I’m not sure how she does it. She works crazy long hours as it is, lots of overnight shifts, yet still finds time to keep my business up and running, securing new jobs and handling the customers. She even stops over to let my dog out for bathroom breaks as often as she can, occasionally leaving home-cooked meals or freshly baked desserts on my counter with a cutesy note.

Today is no different when I walk into the modest house I built from the ground up in my early twenties. I’m thirty-two now, so I’ve had this place for nearly ten years. It sits partially off the grid in a secluded, heavily wooded area on the outskirts of Delavan, suiting me just fine. I hate a lot of things, but neighbors are at the top of that list, right along with football and hipsters.
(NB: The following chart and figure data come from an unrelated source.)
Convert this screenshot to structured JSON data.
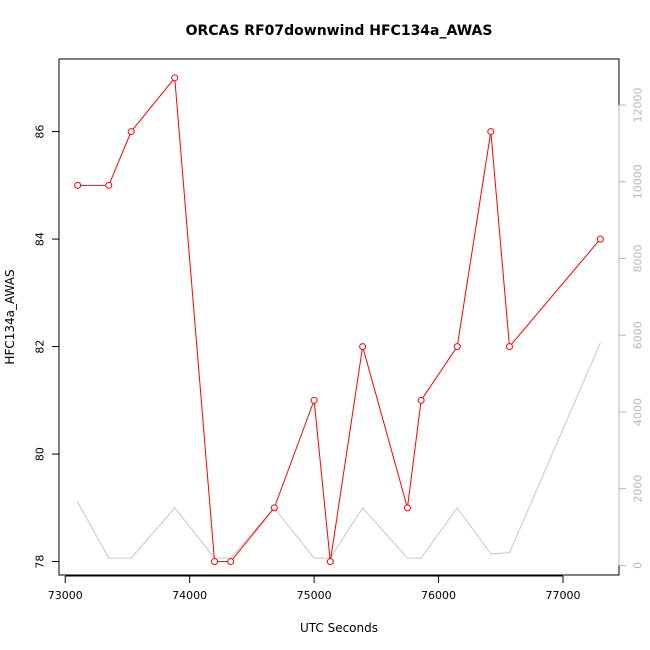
{
  "chart_data": {
    "type": "line",
    "title": "ORCAS RF07downwind HFC134a_AWAS",
    "xlabel": "UTC Seconds",
    "ylabel": "HFC134a_AWAS",
    "xlim": [
      72950,
      77450
    ],
    "ylim": [
      77.75,
      87.35
    ],
    "y2lim": [
      -250,
      13200
    ],
    "x_ticks": [
      73000,
      74000,
      75000,
      76000,
      77000
    ],
    "y_ticks": [
      78,
      80,
      82,
      84,
      86
    ],
    "y2_ticks": [
      0,
      2000,
      4000,
      6000,
      8000,
      10000,
      12000
    ],
    "grid": false,
    "series": [
      {
        "color": "#ff0000",
        "axis": "left",
        "style": "line+circle-markers",
        "x": [
          73100,
          73350,
          73530,
          73880,
          74200,
          74330,
          74680,
          75000,
          75130,
          75390,
          75750,
          75860,
          76150,
          76420,
          76570,
          77300
        ],
        "y": [
          85,
          85,
          86,
          87,
          78,
          78,
          79,
          81,
          78,
          82,
          79,
          81,
          82,
          86,
          82,
          84
        ]
      },
      {
        "color": "#c8c8c8",
        "axis": "right",
        "style": "line",
        "x": [
          73100,
          73350,
          73530,
          73880,
          74200,
          74330,
          74680,
          75000,
          75130,
          75390,
          75750,
          75860,
          76150,
          76420,
          76570,
          77300
        ],
        "y": [
          1650,
          190,
          190,
          1500,
          190,
          190,
          1500,
          190,
          190,
          1500,
          190,
          190,
          1500,
          300,
          330,
          5800
        ]
      }
    ]
  }
}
Walden lifts himself to unsteady legs as I push through the front door and toss my keys to the side table with a jarring clatter. He’s a Border Collie mix, older than dirt, and I get the feeling that the mutt enjoys life just as much as I do—which is not in the least. His black and white tufts of fur have been falling out since the day I found him wandering on the side of the road a mile from my house, feeble and malnourished. I don’t think I’ve ever seen him wag his tail.

But every time I walk through the door, he stands and hobbles over to me. He doesn’t beg for attention or bark or lick my hand. He just kind of lurks a few feet away until I notice him, and then he shuffles back over to his dog bed with a sigh.

I blow out my own sigh, scratching my head and tousling my mop of hair as I venture into the cramped kitchen. A plate of lemon pound cake rests on the portable island, covered in plastic wrap and taped with a note:

 

Eat up, little brother. Lemon cake is the happiest dessert, and if anyone needs a bit of sunshine in their life, it’s you.

And your dog.

Please give that dog some damn lemon cake.

—Bree

 

I would smile if I did that sort of thing.

Instead, I peel back the plastic and pluck a yellow, miniature loaf from the platter, eating half of it in one bite. I turn around, glancing at my dog from across the room as I chew, his melancholy eyes staring back at me while his chin rests between two paws. Swallowing down the cake, I reach for a red ball sitting atop the adjacent counter and toss it up and down with one hand, my attention still on Walden.